Ifill was one of several residents – from the flood-prone Bank Hall districts of  Prescod Bottom, Headley Land, Taylor Land, Advent Avenue, Skeete Road, Mayers Gap and Brathwaite Road – whom the DAILY NATION spoke to yesterday.
Most residents said the drainage had improved to some extent, but more needed to be done to stop the flooding altogether.
Many of them opined that the wide waterway running from the bottom of Headley Land to the Globe Cinema should be extended to Brathwaite Gap. They argued that if this was done, the water would flow directly into the waterway and reduce the flooding in their streets.
Presently, there are canals that channel the water at the bottom of each of these streets to the waterway, but whenever there is a lot of rain, the water overflows and causes flooding.
This was certainly the problem in Prescod Bottom, where vocal residents said something needed to be done urgently as they were fed up with the situation.
Pit toilets
One of them, Shakwana Hinkson, stated: “A lot of people here still have pit toilets, so when it floods the pit gets full and everything does come out; so you have to be careful how you walk.”
A stone’s throw away in Headley Land, a desperate-looking Ricardo Alleyne was on the telephone trying to contact the Ministry of Public Works to get the water in his backyard and under the cellar pumped off.
He already had a rented pump working, but that was not doing the job effectively.

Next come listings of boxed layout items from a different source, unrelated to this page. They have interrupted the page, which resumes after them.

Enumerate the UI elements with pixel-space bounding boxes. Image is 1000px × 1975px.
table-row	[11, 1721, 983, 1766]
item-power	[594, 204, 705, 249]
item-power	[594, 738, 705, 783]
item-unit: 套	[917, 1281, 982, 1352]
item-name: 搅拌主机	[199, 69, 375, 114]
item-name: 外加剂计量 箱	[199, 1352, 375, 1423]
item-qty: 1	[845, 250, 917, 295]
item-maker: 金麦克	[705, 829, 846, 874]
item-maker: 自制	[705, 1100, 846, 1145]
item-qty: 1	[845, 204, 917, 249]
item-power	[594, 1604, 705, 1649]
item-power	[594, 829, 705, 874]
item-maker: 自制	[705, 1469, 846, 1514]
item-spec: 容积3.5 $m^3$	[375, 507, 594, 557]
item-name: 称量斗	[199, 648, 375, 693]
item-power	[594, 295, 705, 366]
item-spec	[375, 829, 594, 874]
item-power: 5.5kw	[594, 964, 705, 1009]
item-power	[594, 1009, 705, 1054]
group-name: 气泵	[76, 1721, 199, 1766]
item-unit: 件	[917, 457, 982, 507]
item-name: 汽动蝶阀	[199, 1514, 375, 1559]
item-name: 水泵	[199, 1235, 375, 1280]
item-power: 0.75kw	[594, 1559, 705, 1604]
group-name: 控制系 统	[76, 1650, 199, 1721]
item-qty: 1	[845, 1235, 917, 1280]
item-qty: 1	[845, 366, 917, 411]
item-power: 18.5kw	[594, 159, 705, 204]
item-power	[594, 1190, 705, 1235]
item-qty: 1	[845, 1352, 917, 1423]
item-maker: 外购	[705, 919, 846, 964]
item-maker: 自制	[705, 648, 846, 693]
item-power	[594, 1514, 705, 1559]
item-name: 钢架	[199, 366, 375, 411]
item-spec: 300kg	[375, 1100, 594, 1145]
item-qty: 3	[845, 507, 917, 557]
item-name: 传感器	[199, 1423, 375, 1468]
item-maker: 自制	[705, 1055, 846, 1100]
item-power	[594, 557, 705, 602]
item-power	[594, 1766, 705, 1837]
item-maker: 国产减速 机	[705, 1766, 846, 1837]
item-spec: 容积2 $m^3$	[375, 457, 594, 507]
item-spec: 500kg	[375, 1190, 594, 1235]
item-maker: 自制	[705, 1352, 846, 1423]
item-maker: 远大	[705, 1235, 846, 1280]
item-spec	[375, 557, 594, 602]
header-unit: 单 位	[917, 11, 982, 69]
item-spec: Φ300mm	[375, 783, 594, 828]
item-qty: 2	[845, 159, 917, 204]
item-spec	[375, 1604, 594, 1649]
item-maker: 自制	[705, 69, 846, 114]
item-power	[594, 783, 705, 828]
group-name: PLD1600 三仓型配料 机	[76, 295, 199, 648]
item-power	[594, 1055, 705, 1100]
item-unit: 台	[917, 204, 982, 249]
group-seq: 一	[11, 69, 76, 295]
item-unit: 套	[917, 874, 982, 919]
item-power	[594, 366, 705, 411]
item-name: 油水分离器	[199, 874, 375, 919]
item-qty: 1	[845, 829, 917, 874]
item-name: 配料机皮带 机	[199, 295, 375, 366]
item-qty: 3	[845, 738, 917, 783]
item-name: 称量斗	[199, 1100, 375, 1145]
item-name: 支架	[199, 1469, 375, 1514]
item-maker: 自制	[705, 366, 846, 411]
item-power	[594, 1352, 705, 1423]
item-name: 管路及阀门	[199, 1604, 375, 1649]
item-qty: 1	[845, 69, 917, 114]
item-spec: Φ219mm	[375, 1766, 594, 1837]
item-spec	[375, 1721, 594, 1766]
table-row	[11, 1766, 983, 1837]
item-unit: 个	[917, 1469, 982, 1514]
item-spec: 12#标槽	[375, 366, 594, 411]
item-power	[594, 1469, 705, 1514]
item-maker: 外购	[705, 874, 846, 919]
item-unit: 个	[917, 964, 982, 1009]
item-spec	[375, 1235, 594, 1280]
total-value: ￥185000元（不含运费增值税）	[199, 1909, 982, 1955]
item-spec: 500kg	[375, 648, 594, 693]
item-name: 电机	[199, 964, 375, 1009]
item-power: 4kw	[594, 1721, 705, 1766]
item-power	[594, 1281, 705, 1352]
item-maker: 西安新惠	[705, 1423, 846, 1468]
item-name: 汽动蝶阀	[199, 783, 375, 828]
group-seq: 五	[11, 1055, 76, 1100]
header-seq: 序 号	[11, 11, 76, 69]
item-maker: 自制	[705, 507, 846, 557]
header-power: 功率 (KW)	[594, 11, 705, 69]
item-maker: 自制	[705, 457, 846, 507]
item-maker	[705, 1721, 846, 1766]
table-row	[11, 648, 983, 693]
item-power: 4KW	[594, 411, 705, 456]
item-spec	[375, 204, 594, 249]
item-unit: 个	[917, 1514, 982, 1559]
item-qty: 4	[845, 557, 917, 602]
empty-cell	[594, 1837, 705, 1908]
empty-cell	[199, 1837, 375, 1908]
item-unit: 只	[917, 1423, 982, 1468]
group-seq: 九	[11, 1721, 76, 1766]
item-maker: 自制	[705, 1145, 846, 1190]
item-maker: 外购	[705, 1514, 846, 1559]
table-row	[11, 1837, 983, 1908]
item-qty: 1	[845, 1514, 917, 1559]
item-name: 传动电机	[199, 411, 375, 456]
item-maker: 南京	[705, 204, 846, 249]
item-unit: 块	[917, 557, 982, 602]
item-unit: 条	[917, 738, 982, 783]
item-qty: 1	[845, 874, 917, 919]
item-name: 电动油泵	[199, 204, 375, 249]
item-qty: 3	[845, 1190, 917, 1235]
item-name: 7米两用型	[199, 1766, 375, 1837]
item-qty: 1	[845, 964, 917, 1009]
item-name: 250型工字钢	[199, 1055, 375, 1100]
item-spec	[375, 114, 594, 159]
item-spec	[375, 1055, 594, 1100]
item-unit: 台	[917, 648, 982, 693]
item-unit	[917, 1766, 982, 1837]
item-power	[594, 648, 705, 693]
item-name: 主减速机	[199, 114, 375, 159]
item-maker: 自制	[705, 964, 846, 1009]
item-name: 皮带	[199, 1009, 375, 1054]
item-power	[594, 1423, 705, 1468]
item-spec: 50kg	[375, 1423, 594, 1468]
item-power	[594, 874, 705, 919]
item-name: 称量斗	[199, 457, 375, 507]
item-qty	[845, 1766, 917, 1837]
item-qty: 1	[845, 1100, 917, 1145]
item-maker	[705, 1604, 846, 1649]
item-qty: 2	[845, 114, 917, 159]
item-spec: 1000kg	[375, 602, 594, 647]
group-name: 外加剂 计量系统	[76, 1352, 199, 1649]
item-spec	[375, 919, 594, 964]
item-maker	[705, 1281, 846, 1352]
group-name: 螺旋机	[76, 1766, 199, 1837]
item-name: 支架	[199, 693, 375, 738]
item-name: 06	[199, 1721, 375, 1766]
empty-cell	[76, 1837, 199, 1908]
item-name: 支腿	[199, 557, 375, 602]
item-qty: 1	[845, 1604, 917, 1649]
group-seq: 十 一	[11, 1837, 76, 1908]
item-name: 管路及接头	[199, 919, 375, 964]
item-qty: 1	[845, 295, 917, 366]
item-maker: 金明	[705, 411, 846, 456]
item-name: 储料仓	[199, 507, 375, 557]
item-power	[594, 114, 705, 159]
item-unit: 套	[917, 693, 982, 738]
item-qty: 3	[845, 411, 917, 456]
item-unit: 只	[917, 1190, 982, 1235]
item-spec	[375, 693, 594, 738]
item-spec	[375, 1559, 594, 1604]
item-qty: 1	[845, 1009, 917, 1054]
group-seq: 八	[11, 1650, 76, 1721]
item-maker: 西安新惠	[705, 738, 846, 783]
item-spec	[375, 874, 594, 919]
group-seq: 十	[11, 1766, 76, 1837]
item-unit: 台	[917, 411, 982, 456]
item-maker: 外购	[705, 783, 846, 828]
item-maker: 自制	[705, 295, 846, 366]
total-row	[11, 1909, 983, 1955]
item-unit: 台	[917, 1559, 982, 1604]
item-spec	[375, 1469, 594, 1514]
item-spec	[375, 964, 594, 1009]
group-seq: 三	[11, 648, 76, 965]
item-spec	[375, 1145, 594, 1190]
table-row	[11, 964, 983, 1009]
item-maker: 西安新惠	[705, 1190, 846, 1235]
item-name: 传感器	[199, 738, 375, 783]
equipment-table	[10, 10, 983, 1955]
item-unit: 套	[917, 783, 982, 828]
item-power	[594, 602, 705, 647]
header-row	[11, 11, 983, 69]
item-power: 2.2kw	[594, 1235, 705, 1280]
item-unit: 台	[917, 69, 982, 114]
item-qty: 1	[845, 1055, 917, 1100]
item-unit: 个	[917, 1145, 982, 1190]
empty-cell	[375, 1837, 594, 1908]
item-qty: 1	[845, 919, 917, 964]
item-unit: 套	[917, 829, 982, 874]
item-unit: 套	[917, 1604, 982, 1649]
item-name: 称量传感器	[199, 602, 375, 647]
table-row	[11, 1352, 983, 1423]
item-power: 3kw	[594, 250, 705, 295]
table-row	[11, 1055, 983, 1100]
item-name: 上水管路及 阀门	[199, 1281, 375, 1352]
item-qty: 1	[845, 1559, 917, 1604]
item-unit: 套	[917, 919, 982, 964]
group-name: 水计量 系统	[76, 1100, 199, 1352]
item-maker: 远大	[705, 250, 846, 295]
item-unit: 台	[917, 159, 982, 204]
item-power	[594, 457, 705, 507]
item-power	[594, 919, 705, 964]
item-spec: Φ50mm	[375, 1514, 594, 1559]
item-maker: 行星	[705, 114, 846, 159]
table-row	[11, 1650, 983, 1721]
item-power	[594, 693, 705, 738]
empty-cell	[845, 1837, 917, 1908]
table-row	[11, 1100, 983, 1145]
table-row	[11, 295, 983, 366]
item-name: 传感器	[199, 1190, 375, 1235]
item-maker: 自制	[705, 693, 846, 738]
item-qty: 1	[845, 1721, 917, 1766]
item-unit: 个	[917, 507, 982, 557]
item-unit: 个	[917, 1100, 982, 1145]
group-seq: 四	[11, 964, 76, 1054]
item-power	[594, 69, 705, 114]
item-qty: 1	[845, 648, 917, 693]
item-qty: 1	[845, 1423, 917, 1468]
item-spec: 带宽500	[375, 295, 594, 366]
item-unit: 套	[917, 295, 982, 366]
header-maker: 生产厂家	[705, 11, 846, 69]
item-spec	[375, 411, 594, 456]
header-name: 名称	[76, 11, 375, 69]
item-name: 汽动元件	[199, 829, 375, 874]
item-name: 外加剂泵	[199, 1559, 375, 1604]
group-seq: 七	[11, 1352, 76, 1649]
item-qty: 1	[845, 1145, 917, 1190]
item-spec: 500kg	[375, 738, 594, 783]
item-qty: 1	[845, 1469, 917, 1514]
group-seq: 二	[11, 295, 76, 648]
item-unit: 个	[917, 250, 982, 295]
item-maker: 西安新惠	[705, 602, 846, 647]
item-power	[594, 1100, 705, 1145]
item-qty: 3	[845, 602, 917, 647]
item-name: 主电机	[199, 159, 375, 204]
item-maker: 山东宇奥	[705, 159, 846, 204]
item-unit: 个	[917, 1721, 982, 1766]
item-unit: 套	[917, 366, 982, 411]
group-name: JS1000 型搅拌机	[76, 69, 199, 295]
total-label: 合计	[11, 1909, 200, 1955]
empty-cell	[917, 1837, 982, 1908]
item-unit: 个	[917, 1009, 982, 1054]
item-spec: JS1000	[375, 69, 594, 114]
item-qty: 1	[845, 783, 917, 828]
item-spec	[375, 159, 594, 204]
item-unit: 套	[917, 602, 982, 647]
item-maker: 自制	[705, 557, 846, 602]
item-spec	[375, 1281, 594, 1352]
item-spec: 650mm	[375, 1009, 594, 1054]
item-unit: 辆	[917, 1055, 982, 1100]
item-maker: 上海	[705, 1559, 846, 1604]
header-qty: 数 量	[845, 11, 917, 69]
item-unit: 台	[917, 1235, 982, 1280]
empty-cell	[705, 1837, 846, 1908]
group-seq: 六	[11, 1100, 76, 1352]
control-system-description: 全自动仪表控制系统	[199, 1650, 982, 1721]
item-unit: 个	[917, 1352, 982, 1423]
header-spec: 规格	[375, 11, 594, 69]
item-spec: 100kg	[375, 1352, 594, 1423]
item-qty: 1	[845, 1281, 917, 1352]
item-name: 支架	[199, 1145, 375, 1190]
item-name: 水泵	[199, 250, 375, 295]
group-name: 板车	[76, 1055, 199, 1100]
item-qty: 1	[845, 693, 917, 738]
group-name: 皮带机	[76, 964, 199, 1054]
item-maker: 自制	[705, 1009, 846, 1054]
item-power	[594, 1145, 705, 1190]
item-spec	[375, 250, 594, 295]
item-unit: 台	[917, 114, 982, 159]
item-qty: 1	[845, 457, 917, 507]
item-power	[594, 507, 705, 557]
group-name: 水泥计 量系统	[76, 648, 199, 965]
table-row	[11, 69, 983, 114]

Showing the NATION team the state of his backyard and cellar of his home, which is under repair, Alleyne said at one point there was more than a foot of water surrounding his house.
He charged that the waterway close to the Globe was choked and this was causing more water to back up in the avenues.
In Advent Avenue, the pleas for improvement were just as loud.
Said one male resident: “Last night (Sunday) was the worst in four years since moving down here. I guess somebody child would have to get washed away for something to be done. Things have to be written in blood [before the authorities act].”
 He, too, said the canal there was not big enough to cope with the volume of water flowing through, so it backed up, and that, together with the water rushing down the avenue, caused flooding.
The proof of his statement could be seen by the near two-foot-high water mark on his groundsill.
Across in Brathwaite Gap, one buxom resident also vented her disappointment at the ongoing flooding in her neighbourhood.
“It was like Pakistan; all the water was flooding down in here,” she said.